Kumaran: Absolutely. So here are some thoughts. AMD is a broad semiconductor provider, so naturally it also has GPUs. In short, we are involved in AI trends and generative AI. So we are involved here in different aspects. One thing to think about again from a CPU perspective is the end-to-end picture. You don’t just have to return a response, you also need to analyze and preprocess it. All of this adds up, and so does the actual reasoning itself. CPUs therefore offer a unique value proposition.
In the actual reasoning itself, we partnered with people working on sparsity. For example, one company, Neural Magic, showed great results on Genoa CPUs. This is up to 1,000x better than off-the-shelf, non-optimized Onyx runtime type code. And this probably opens the door to thinking about how to do generative AI inference on the CPU as well.
But in a broader perspective, AI is becoming part of the toolbox used by programmers. The headlines are picked up by his ChatGPT, but in practice small and medium models are starting to emerge in everyday programming as well. They are integrated as part of your code flow and are naturally incorporated into your application.
I think this is one of the ways companies are going to adopt AI, for example. The ISV application itself has small and medium models that are only used to help analyze data and better visualize data. So even Microsoft Office has a little sidebar with different recommendations and what the slide looks like, and you know it’s probably a little AI model. So that sort of thing is starting to seep into user interface design and data analysis. Those elements will start to multiply.
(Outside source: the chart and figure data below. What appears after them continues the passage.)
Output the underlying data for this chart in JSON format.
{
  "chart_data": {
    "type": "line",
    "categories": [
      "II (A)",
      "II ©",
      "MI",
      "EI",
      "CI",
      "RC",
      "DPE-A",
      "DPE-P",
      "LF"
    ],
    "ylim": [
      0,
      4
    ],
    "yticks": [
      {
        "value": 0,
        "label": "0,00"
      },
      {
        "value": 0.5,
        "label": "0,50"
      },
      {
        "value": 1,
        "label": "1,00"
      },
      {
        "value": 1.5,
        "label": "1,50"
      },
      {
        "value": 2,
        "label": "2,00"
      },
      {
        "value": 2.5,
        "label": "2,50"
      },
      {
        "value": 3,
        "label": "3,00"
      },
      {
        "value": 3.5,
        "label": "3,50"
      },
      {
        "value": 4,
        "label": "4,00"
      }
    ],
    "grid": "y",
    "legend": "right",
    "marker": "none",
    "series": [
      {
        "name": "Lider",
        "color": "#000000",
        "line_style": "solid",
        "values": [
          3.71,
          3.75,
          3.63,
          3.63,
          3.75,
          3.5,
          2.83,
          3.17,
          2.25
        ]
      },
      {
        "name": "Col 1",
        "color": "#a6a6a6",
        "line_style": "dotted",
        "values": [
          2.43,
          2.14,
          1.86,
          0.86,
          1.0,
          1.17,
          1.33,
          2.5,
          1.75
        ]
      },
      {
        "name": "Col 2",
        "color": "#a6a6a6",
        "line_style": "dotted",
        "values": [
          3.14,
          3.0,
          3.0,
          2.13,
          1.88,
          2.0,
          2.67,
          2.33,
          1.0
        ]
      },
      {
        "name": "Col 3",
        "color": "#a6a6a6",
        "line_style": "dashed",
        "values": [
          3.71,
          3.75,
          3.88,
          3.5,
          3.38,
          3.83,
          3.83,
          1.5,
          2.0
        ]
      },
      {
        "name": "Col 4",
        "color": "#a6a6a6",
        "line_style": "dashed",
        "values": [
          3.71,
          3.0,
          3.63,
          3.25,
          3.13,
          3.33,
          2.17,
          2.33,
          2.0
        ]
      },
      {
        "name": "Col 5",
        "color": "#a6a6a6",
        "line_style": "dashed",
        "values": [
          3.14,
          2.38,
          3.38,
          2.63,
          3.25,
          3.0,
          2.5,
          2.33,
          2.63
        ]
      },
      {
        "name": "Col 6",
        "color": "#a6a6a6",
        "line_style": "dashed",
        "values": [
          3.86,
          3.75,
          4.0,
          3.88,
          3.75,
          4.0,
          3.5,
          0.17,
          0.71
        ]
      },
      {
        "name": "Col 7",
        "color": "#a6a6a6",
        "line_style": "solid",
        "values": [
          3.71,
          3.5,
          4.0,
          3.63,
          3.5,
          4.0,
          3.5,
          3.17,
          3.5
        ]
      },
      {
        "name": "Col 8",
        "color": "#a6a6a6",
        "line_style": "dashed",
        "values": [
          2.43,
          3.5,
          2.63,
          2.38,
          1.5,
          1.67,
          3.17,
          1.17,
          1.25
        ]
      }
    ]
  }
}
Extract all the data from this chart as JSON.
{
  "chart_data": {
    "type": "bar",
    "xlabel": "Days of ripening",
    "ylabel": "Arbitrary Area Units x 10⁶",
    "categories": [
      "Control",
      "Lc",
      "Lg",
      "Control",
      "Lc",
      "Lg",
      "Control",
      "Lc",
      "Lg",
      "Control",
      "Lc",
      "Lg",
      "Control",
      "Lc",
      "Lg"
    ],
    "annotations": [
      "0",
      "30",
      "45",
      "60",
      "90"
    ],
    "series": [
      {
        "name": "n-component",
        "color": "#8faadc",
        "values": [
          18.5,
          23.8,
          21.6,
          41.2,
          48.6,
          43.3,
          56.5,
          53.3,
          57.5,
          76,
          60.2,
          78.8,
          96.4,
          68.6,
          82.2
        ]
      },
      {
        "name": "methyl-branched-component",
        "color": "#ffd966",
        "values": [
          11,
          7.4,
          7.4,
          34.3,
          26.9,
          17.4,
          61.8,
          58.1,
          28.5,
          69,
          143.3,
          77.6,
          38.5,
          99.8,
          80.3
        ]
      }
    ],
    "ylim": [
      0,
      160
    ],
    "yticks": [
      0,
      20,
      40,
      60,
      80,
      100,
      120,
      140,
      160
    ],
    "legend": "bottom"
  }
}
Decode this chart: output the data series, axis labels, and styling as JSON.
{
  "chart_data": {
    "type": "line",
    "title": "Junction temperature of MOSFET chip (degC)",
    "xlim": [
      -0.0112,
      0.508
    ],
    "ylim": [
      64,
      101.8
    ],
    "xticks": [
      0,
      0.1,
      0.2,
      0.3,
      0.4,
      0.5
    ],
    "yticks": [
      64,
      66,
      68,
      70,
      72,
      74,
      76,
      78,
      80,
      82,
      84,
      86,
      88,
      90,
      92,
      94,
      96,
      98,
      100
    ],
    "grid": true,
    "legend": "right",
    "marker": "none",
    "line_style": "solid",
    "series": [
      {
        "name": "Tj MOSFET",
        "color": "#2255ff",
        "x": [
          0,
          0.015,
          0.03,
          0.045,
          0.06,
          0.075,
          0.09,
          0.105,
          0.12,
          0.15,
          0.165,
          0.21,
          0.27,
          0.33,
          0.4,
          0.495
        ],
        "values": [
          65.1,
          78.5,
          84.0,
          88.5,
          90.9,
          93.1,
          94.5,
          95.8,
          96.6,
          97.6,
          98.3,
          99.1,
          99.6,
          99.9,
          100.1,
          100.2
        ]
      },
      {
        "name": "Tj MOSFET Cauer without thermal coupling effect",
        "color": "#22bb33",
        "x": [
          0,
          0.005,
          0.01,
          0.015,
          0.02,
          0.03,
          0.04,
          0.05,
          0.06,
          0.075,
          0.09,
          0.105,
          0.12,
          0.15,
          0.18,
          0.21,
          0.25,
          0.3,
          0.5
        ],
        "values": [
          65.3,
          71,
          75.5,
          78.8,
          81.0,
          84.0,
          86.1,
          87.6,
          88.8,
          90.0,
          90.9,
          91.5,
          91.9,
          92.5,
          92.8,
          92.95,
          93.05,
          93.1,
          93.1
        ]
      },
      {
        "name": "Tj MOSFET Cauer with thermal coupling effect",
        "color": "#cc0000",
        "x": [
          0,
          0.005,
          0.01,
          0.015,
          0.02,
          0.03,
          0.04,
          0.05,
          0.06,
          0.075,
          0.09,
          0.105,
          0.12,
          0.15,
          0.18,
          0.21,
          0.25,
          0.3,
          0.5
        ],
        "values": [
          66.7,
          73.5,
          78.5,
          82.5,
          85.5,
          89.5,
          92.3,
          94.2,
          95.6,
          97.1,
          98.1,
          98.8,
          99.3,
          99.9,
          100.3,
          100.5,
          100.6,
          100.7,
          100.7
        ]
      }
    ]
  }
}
Vlad: Oh, absolutely. One of the things we’ve discussed with our colleagues who specialize in programming AI computers is that the boring AI we’re not talking about actually has enormous business value. They have several case studies of how much money retailers have saved by implementing a very simple AI model. So, yes, we’ve talked about the headlines for the most amazing things, but I think there’s a lot of untapped business value in very simple AI models that can easily run on mobile phones. So it certainly has a very efficient processor.
Kumaran: Absolutely.
Vlad: We are very excited to hear more about AMD’s commitment to sustainability and how they can use their CPU innovations to transform the fabric of the data center. We look forward to welcoming you to the Omdia Analyst Summit. Thank you for your time.
Kumaran: Thank you very much, Vlad. It was a pleasure.